On the other hand, newly developed technologies also open up possibilities heretofore not available in the delivery of health care. This presentation will touch upon a number of these developments which will have a profound impact on health care delivery, yet dovetail well into the coming era of Universal Health Care and its unique challenges. Several changes cannot yet be anticipated and will evolve as the health care sector will become more familiar with UHC, but some developments are becoming evident which will have a profound impact. Among these are the vast amount of data that are being amassed and are currently only available in fractionated ways. The president of the United States signed into law a profound change how we will interact in the electronic environment in the future, the 'Open Data' legislation, requiring that all non-security and personal data be made available for people requesting to analyze them. Another aspect will be the telemedicine made crucial to ameliorate the gradient of medical expertise from larger tertiary health care centers like Mayo Clinic. Telemedicine in its ultimate form should make this expertise available in the farthest corners of the globe, which is particularly critical, since the number of health care providers is reducing and is anticipated to reach critical levels in the next decade. High level medical expertise can be leveraged by electronically tethering outreach sites to centers of excellence while avoiding the need for traveling which significantly reduces the efficiency of health care. High quality electronic transmission of critical data in real time through remote sensing devices will allow timely and critical decision making for patients in even the very remote areas.
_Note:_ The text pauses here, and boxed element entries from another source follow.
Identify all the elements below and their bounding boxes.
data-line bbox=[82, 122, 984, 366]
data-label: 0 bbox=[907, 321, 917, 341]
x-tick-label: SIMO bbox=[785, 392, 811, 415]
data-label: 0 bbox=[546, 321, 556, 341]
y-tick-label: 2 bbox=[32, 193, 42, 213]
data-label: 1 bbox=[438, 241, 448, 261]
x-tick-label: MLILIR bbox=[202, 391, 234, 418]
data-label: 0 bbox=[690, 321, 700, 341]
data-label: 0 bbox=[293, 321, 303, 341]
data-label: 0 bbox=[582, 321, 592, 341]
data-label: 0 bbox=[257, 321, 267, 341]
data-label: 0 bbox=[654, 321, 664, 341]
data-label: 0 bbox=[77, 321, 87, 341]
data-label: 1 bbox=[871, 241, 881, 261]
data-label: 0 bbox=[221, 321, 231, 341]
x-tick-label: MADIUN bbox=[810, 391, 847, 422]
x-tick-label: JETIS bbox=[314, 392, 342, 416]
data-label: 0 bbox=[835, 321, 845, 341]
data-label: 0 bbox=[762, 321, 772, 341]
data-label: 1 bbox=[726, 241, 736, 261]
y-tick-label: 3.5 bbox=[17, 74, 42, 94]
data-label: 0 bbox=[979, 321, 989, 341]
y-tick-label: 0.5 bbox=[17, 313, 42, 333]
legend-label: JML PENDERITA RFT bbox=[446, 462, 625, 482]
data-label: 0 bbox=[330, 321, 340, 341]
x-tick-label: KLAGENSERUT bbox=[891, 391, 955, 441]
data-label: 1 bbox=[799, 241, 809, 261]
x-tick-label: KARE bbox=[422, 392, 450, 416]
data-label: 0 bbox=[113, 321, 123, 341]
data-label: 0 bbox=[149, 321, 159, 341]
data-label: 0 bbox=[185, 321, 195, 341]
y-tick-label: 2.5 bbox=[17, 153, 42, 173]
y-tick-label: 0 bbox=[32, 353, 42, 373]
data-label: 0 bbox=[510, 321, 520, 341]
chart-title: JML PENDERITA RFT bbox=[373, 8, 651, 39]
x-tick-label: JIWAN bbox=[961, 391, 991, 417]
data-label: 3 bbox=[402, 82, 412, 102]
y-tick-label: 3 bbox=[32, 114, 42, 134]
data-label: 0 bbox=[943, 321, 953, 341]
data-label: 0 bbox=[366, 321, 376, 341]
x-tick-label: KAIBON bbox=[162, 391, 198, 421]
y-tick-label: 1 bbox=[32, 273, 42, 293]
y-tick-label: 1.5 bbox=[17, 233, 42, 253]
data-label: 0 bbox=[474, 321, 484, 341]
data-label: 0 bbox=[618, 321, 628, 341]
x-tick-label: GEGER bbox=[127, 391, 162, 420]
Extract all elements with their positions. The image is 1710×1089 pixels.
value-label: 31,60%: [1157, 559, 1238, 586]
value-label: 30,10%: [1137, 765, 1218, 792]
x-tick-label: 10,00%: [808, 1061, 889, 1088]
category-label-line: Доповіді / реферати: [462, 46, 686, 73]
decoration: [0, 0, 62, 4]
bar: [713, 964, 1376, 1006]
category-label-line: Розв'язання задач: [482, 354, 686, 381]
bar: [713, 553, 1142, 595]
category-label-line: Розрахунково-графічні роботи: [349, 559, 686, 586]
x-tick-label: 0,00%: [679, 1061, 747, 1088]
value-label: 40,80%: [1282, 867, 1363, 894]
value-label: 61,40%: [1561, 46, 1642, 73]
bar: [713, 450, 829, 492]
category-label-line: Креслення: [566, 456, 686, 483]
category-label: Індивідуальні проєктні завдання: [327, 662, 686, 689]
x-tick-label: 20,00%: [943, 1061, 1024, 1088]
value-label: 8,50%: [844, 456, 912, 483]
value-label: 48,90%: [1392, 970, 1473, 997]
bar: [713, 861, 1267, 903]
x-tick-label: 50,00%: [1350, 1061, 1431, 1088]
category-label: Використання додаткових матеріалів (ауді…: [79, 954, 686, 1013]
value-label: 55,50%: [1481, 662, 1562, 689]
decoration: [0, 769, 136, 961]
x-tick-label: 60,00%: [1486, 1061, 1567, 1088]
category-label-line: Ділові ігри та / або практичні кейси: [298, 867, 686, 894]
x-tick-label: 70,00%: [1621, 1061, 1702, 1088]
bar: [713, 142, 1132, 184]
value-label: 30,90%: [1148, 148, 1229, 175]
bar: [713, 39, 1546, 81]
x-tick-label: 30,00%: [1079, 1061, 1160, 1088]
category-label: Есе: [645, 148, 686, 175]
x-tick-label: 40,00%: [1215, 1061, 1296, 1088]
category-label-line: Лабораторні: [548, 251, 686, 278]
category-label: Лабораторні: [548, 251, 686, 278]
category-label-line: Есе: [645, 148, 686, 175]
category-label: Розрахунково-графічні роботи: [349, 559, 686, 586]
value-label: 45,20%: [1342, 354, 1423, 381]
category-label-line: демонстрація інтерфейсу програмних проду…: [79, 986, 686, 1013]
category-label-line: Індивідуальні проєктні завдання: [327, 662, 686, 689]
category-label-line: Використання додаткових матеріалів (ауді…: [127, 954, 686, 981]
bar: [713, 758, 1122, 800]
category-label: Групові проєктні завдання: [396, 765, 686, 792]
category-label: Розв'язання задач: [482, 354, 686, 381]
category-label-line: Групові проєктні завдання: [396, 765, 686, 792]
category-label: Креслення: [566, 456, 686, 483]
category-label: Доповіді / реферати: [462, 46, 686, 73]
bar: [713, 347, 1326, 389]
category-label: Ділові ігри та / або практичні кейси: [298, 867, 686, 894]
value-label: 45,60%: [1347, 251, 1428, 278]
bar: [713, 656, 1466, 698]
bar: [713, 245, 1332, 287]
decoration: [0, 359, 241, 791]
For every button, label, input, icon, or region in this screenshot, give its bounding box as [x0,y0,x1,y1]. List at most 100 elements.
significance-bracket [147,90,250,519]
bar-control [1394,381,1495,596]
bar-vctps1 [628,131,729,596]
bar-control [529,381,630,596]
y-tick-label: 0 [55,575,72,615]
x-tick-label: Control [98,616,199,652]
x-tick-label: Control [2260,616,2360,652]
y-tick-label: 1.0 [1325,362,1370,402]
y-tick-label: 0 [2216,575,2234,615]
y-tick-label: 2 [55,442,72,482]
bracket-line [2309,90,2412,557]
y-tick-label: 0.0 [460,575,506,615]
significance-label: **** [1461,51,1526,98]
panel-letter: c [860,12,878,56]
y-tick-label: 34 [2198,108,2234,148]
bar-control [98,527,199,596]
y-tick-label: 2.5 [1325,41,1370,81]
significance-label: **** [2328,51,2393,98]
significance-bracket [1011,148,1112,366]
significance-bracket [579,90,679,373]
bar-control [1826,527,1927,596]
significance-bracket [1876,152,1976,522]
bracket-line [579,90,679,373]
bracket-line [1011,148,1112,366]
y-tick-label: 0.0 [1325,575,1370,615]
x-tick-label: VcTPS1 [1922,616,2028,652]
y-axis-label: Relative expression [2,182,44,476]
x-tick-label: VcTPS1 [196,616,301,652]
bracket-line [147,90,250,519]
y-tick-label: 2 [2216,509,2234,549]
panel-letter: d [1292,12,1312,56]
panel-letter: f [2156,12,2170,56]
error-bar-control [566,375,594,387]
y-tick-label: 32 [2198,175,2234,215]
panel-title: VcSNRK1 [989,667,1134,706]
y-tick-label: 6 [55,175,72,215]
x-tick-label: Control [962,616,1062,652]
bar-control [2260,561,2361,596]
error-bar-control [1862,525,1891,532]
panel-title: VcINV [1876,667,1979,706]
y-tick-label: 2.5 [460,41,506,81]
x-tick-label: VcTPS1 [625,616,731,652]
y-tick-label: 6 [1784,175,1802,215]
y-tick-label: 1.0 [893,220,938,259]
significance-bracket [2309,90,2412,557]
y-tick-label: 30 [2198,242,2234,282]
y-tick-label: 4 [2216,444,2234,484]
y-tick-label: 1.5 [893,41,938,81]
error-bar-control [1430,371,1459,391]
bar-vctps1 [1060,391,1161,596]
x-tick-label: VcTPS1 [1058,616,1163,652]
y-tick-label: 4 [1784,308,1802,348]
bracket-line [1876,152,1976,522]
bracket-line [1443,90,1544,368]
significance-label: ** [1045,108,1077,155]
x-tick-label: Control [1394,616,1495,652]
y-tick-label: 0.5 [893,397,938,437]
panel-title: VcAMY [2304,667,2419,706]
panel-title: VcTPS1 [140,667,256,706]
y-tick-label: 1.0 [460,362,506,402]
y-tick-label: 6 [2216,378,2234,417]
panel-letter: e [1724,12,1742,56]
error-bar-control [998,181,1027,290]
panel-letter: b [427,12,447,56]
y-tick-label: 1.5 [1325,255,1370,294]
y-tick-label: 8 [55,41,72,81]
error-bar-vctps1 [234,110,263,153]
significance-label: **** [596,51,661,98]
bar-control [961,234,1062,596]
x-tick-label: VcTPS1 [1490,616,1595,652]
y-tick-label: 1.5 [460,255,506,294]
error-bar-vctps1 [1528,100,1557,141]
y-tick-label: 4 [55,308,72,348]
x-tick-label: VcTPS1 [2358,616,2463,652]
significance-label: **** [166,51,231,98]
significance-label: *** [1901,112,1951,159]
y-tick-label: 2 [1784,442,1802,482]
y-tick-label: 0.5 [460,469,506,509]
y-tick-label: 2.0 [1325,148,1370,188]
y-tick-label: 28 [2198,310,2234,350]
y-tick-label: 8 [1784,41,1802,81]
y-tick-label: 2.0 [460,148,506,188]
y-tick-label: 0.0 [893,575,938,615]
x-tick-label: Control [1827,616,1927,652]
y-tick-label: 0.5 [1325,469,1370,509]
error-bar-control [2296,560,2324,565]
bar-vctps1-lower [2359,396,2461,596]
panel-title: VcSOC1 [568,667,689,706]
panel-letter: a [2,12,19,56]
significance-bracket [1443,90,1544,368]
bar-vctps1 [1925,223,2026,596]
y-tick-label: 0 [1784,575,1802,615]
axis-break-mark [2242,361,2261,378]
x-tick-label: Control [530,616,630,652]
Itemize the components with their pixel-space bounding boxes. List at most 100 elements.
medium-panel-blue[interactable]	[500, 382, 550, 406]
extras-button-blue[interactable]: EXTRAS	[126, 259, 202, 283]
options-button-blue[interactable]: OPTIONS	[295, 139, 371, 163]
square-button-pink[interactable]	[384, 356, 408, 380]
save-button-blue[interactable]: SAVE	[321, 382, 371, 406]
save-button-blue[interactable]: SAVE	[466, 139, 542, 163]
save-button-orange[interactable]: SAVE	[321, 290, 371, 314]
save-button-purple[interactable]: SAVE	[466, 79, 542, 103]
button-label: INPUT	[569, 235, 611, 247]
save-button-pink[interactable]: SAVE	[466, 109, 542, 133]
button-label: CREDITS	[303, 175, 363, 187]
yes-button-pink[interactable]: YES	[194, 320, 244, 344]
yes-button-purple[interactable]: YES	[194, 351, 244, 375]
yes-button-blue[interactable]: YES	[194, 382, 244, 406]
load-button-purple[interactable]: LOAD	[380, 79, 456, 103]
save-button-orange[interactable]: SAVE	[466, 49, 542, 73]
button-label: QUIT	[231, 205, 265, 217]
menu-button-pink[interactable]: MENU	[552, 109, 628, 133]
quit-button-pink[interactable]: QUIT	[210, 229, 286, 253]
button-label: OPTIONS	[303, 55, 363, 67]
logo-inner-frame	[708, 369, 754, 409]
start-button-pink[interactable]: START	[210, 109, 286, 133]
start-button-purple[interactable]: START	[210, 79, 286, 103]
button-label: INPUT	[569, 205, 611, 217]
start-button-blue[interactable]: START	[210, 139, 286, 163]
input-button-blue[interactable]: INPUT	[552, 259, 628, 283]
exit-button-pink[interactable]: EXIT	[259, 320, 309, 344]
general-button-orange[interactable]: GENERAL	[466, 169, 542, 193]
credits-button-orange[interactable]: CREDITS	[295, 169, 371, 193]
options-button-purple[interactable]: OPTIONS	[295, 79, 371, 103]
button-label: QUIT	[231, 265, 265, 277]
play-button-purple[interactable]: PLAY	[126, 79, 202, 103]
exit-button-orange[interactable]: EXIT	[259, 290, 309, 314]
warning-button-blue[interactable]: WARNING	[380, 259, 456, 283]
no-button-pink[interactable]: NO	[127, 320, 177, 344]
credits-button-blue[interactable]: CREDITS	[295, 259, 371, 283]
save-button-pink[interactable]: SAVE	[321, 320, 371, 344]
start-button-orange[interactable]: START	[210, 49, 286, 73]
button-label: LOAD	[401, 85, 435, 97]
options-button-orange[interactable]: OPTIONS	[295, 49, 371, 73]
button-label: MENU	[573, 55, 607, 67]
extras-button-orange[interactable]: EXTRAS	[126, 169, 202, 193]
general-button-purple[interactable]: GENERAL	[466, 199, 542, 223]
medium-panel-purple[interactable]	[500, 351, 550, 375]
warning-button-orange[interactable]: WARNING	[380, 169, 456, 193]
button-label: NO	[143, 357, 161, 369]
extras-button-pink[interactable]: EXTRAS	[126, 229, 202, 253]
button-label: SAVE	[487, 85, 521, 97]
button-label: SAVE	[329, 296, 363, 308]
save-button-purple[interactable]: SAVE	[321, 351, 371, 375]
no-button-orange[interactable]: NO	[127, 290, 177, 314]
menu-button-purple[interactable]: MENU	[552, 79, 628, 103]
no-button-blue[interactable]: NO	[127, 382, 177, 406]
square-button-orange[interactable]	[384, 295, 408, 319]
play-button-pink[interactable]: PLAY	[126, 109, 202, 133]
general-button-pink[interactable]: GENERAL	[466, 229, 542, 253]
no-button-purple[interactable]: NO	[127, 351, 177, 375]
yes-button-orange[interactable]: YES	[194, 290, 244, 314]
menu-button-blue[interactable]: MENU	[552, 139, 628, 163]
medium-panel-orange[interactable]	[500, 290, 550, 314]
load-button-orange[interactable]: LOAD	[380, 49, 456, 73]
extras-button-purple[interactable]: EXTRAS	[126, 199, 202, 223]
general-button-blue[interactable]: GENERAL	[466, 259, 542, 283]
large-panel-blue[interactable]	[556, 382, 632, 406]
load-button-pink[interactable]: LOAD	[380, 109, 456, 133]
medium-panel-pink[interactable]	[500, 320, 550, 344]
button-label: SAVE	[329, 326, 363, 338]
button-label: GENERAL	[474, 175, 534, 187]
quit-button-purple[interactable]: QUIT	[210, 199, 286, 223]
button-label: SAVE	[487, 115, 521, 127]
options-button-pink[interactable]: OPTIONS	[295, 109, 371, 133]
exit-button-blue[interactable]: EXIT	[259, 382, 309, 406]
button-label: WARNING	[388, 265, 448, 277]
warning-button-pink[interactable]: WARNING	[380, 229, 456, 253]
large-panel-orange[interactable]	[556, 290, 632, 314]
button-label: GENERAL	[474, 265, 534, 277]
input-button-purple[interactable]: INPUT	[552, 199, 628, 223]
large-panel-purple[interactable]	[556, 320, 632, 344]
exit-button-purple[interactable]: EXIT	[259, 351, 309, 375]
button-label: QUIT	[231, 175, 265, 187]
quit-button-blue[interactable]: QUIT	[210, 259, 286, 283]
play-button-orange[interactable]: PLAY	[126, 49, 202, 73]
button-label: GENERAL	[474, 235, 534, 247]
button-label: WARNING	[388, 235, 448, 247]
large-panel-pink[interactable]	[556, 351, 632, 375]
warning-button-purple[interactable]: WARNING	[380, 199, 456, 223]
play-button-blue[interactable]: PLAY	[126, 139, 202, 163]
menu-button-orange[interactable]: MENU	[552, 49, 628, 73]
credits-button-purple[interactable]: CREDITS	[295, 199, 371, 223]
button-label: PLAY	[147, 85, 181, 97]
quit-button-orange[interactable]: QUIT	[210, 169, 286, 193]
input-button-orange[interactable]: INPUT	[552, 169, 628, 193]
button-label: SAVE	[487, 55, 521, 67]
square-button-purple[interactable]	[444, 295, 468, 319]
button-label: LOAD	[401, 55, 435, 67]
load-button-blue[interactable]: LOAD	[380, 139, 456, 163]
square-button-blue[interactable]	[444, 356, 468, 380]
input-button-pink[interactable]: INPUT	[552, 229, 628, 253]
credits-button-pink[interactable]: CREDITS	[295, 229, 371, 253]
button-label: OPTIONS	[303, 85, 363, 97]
Another change in medicine is the orientation of care centers around disease entities rather than practicing in specialty 'silos' which has been the norm for the past 40 years. Interestingly, medicine started with the individual physician consulting on every aspect of their patient's health care needs. The explosion of medical therapeutic modalities has led to hyperspecialization and isolation among medical fields, yet the ever accelerating knowledge through research in medicine pointed to overarching physiological principles. For example, coronary artery disease has been recognized not just as a vascular phenomenon, but also as an inflammatory process, wherein experts with knowledge in immune disease, signal transmission, etc., play an ever increasing role in a field which was previously felt to be positioned in cardiology. Whereas in the past, cardiologists would try to acquire knowledge in these neighboring fields, it has been recognized that integrating experts from this field into the health care process is a more effective and successful way, resulting in formation of centers of excellence whose focus is the recruitment of experts along the disease spectrum, rather than along specialties alone.
The demand for outcomes data in the health care environment has led to the development of practice guidelines. These best practice models have been designed by boards of experts and are widely used by the medical industry to measure outcomes and determine reimbursement patterns dependent upon the compliance with these guidelines. Diffusing this best practice patterns into the everyday practice of medicine has proven to be challenging. This presentation will discuss several approaches to this problem.
The arrival of Universal Health Care Coverage has both strengthened the need for an integrated approach to the patients' health care needs, but also created challenges to the process of integration which will need to be met if a state or country aspires to elevate its level of health care to the highest possible level.